UEC 10.10 Node Controller installation problem; no access to internet

Question

I am trying to setup a new UEC Cloud network using Ubuntu UEC 10.10, but I am having some difficulties with the Node Controller setup !

I am working (for the moment) on a small setup, using two computers. The first one, for CLC, CC, Walrus and SC. Second computer to be used as NC.

I am doing fresh and clean re-installation of everything.

My problem is that the NC do not have any access to the internet after its installation. As if the CC's computer would not do any forwarding from the private network to the public network. I cant finish the setup, I cant update/upgrade the NC. I can't apt-get install ntp.

If the NC can't talk to the internet, I will see the same problem with the instances too. From the NC, the only computer I can ping is the CC, using its private and public address.

Why would the CC block the NC access to internet ?

Note that I don't have these problems on Ubuntu 10.04 (using the same hardware), but I really need to be on Ubuntu 10.10.

Answer 1

Assuming your public IPs are in the network 12.0.0.0 and that your private switch is using the network 192.168.1.0.

You need to enable the communications to get through between the private addresses (ranging from 192.168.1.1 to 192.168.1.254) to all the public addresses (ranging from 12.1.1.1 to 12.254.254.254).

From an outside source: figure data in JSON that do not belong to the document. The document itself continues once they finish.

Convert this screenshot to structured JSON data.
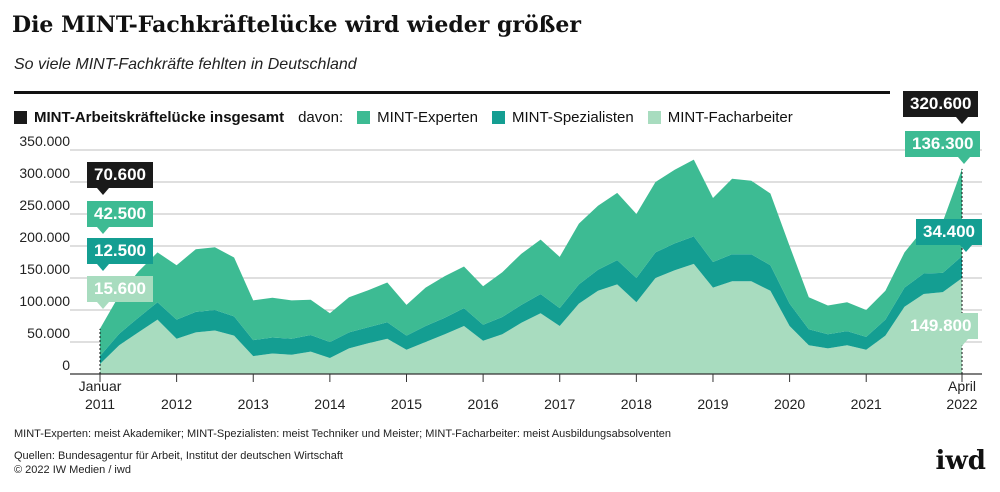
{
  "header": {
    "title": "Die MINT-Fachkräftelücke wird wieder größer",
    "subtitle": "So viele MINT-Fachkräfte fehlten in Deutschland"
  },
  "legend": {
    "total": "MINT-Arbeitskräftelücke insgesamt",
    "prefix": "davon:",
    "experts": "MINT-Experten",
    "specialists": "MINT-Spezialisten",
    "workers": "MINT-Facharbeiter"
  },
  "colors": {
    "experts": "#3dbb93",
    "specialists": "#149e92",
    "workers": "#a8dcbf",
    "total": "#1a1a1a",
    "grid": "#bfbfbf"
  },
  "callouts": {
    "start_total": "70.600",
    "start_experts": "42.500",
    "start_specialists": "12.500",
    "start_workers": "15.600",
    "end_total": "320.600",
    "end_experts": "136.300",
    "end_specialists": "34.400",
    "end_workers": "149.800"
  },
  "footer": {
    "note": "MINT-Experten: meist Akademiker; MINT-Spezialisten: meist Techniker und Meister; MINT-Facharbeiter: meist Ausbildungsabsolventen",
    "sources": "Quellen: Bundesagentur für Arbeit, Institut der deutschen Wirtschaft",
    "copyright": "© 2022 IW Medien / iwd",
    "logo": "iwd"
  },
  "chart_data": {
    "type": "area",
    "stacked": true,
    "title": "Die MINT-Fachkräftelücke wird wieder größer",
    "subtitle": "So viele MINT-Fachkräfte fehlten in Deutschland",
    "ylim": [
      0,
      350000
    ],
    "yticks": [
      0,
      50000,
      100000,
      150000,
      200000,
      250000,
      300000,
      350000
    ],
    "ytick_labels": [
      "0",
      "50.000",
      "100.000",
      "150.000",
      "200.000",
      "250.000",
      "300.000",
      "350.000"
    ],
    "xtick_labels": [
      {
        "x": "2011-01",
        "label": "Januar",
        "label2": "2011"
      },
      {
        "x": "2012-01",
        "label": "2012"
      },
      {
        "x": "2013-01",
        "label": "2013"
      },
      {
        "x": "2014-01",
        "label": "2014"
      },
      {
        "x": "2015-01",
        "label": "2015"
      },
      {
        "x": "2016-01",
        "label": "2016"
      },
      {
        "x": "2017-01",
        "label": "2017"
      },
      {
        "x": "2018-01",
        "label": "2018"
      },
      {
        "x": "2019-01",
        "label": "2019"
      },
      {
        "x": "2020-01",
        "label": "2020"
      },
      {
        "x": "2021-01",
        "label": "2021"
      },
      {
        "x": "2022-04",
        "label": "April",
        "label2": "2022"
      }
    ],
    "grid": true,
    "legend_position": "top",
    "x": [
      "2011-01",
      "2011-04",
      "2011-07",
      "2011-10",
      "2012-01",
      "2012-04",
      "2012-07",
      "2012-10",
      "2013-01",
      "2013-04",
      "2013-07",
      "2013-10",
      "2014-01",
      "2014-04",
      "2014-07",
      "2014-10",
      "2015-01",
      "2015-04",
      "2015-07",
      "2015-10",
      "2016-01",
      "2016-04",
      "2016-07",
      "2016-10",
      "2017-01",
      "2017-04",
      "2017-07",
      "2017-10",
      "2018-01",
      "2018-04",
      "2018-07",
      "2018-10",
      "2019-01",
      "2019-04",
      "2019-07",
      "2019-10",
      "2020-01",
      "2020-04",
      "2020-07",
      "2020-10",
      "2021-01",
      "2021-04",
      "2021-07",
      "2021-10",
      "2022-01",
      "2022-04"
    ],
    "series": [
      {
        "name": "MINT-Facharbeiter",
        "values": [
          15600,
          45000,
          65000,
          85000,
          55000,
          65000,
          68000,
          60000,
          28000,
          32000,
          30000,
          35000,
          25000,
          40000,
          48000,
          55000,
          38000,
          50000,
          62000,
          75000,
          52000,
          62000,
          80000,
          95000,
          75000,
          110000,
          130000,
          140000,
          112000,
          150000,
          162000,
          172000,
          135000,
          145000,
          145000,
          130000,
          75000,
          45000,
          40000,
          45000,
          38000,
          60000,
          105000,
          125000,
          128000,
          149800
        ]
      },
      {
        "name": "MINT-Spezialisten",
        "values": [
          12500,
          18000,
          23000,
          27000,
          30000,
          32000,
          32000,
          30000,
          25000,
          25000,
          25000,
          26000,
          25000,
          25000,
          25000,
          26000,
          22000,
          25000,
          26000,
          28000,
          25000,
          27000,
          28000,
          30000,
          28000,
          30000,
          33000,
          38000,
          38000,
          40000,
          42000,
          43000,
          40000,
          42000,
          42000,
          40000,
          35000,
          25000,
          22000,
          22000,
          20000,
          25000,
          30000,
          32000,
          30000,
          34400
        ]
      },
      {
        "name": "MINT-Experten",
        "values": [
          42500,
          60000,
          72000,
          78000,
          85000,
          98000,
          98000,
          92000,
          62000,
          62000,
          60000,
          55000,
          45000,
          55000,
          58000,
          62000,
          48000,
          60000,
          65000,
          65000,
          60000,
          70000,
          80000,
          85000,
          80000,
          95000,
          100000,
          105000,
          100000,
          110000,
          115000,
          120000,
          100000,
          118000,
          115000,
          112000,
          90000,
          50000,
          45000,
          45000,
          42000,
          45000,
          55000,
          70000,
          80000,
          136300
        ]
      }
    ],
    "totals_labeled": {
      "2011-01": 70600,
      "2022-04": 320600
    }
  }
}
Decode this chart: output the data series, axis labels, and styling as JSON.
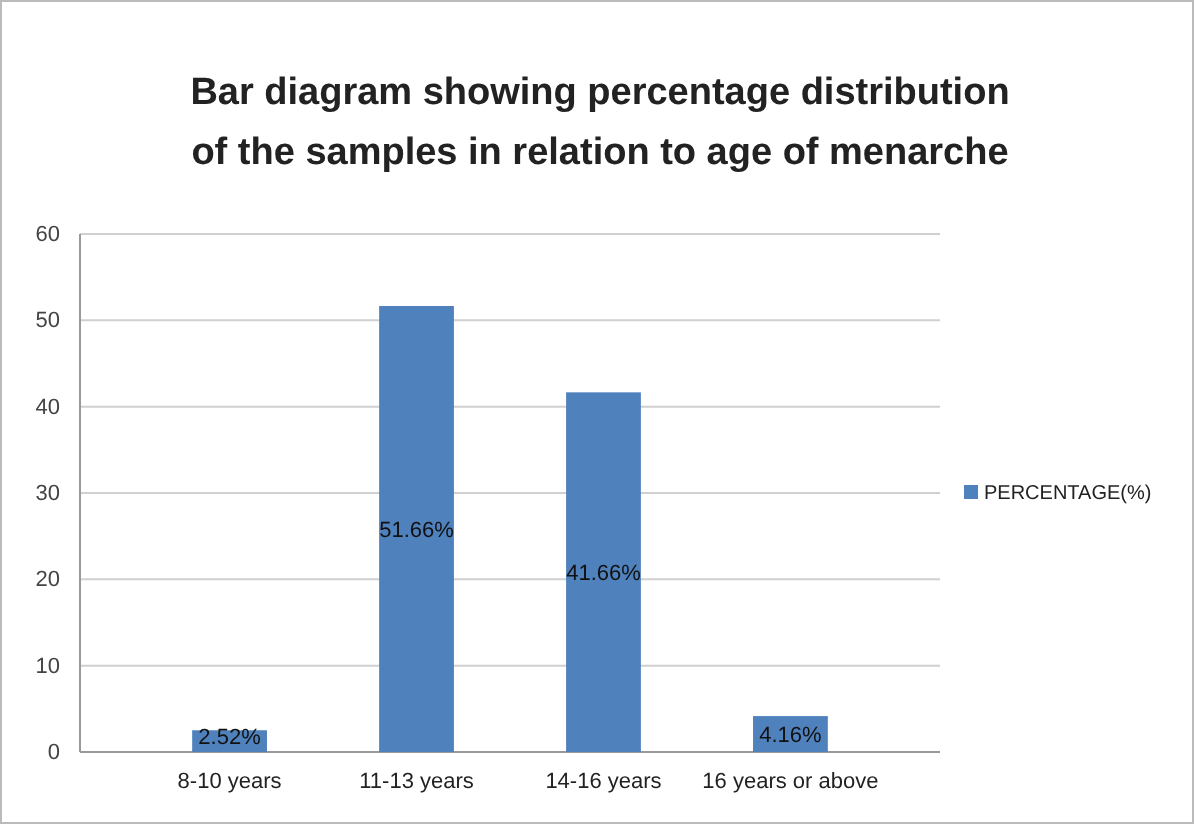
{
  "chart_data": {
    "type": "bar",
    "title": "Bar diagram showing percentage distribution of the samples in relation to age of menarche",
    "categories": [
      "8-10 years",
      "11-13 years",
      "14-16 years",
      "16 years or above"
    ],
    "series": [
      {
        "name": "PERCENTAGE(%)",
        "color": "#4f81bd",
        "values": [
          2.52,
          51.66,
          41.66,
          4.16
        ]
      }
    ],
    "value_labels": [
      "2.52%",
      "51.66%",
      "41.66%",
      "4.16%"
    ],
    "ylim": [
      0,
      60
    ],
    "yticks": [
      0,
      10,
      20,
      30,
      40,
      50,
      60
    ],
    "grid": "y",
    "legend": "right"
  }
}
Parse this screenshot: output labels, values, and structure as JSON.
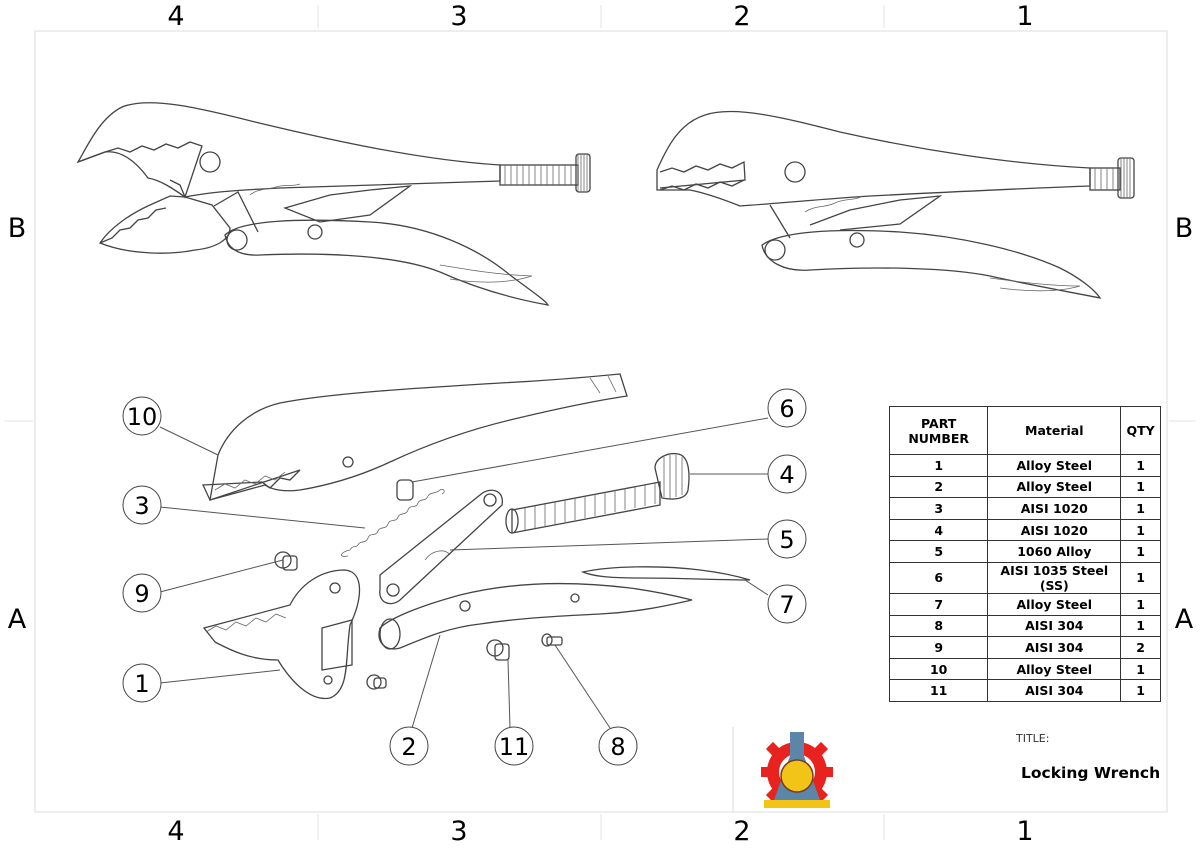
{
  "sheet": {
    "zones_top": [
      "4",
      "3",
      "2",
      "1"
    ],
    "zones_bottom": [
      "4",
      "3",
      "2",
      "1"
    ],
    "zones_left": [
      "B",
      "A"
    ],
    "zones_right": [
      "B",
      "A"
    ]
  },
  "balloons": [
    "10",
    "6",
    "4",
    "3",
    "5",
    "9",
    "7",
    "1",
    "2",
    "11",
    "8"
  ],
  "bom": {
    "headers": [
      "PART NUMBER",
      "Material",
      "QTY"
    ],
    "rows": [
      [
        "1",
        "Alloy Steel",
        "1"
      ],
      [
        "2",
        "Alloy Steel",
        "1"
      ],
      [
        "3",
        "AISI 1020",
        "1"
      ],
      [
        "4",
        "AISI 1020",
        "1"
      ],
      [
        "5",
        "1060 Alloy",
        "1"
      ],
      [
        "6",
        "AISI 1035 Steel (SS)",
        "1"
      ],
      [
        "7",
        "Alloy Steel",
        "1"
      ],
      [
        "8",
        "AISI 304",
        "1"
      ],
      [
        "9",
        "AISI 304",
        "2"
      ],
      [
        "10",
        "Alloy Steel",
        "1"
      ],
      [
        "11",
        "AISI 304",
        "1"
      ]
    ]
  },
  "title_block": {
    "label": "TITLE:",
    "value": "Locking Wrench"
  },
  "colors": {
    "logo_gear": "#e8231f",
    "logo_flask": "#5b86a8",
    "logo_emblem": "#f2c418"
  }
}
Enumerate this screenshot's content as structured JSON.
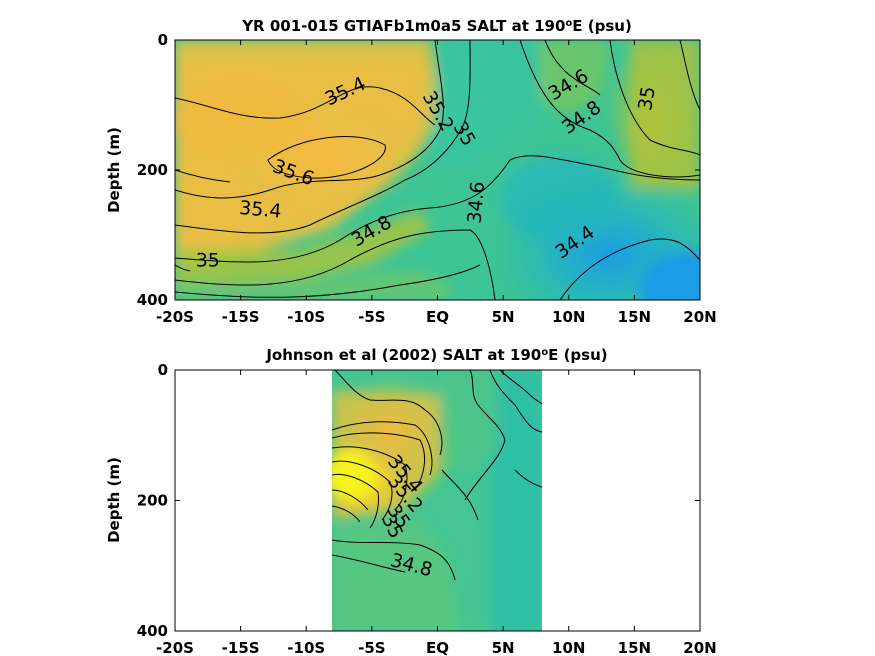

Calling the following command on the CC would do that:

iptables -t nat -I POSTROUTING -s 192.168.1.0/24 -d 12.0.0.0/8 -j MASQUERADE

Answer 2

Likely you need to add a masquerading rule to iptables to facilitate forwarding packets from your private node network to the WAN/Internet.

Assuming you have a single Cloud Controller and a single Node Controller; the topology implemented something close to the following:

INTERNET<--> eth0[CloudController]eth1 <-->[Switch]<-->eth0[NodeController] ...........192.168.1.100......................10.0.0.1.....................10.0.0.2

Try something like this on the Cloud Controller:

$ sudo /sbin/iptables -t nat -A POSTROUTING -s 10.0.0.0/24 -o eth0 -j MASQUERADE

This assumes your Cloud Controllers public facing interface is eth0, and that the Cloud Controllers private facing interface is eth1 on a 10.0.0.0 network of which the Node Controller is also a member.

If this works, make the rule permanent ( you can even simply write it to /etc/rc.local )

Good luck!

SLR-

Answer 3

Neither of the other answers here give a permanent fix. Yes, that does make the nodes be able to access your Internet or other network, which may include making them able to access the Walrus and/or Cloud Controller.

Unfortunately Eucalyptus is notorious for blowing away the nat table and recreating it, making your server forget the MASQ rule. I find I have to run the iptables MASQ rule periodically before starting a new instance or the node can't reach my Walrus to download the image.

• Would have just done this as a comment, but my score here started as a 1 despite my higher ranking on Stack Exchange since I've never posted on serverfault.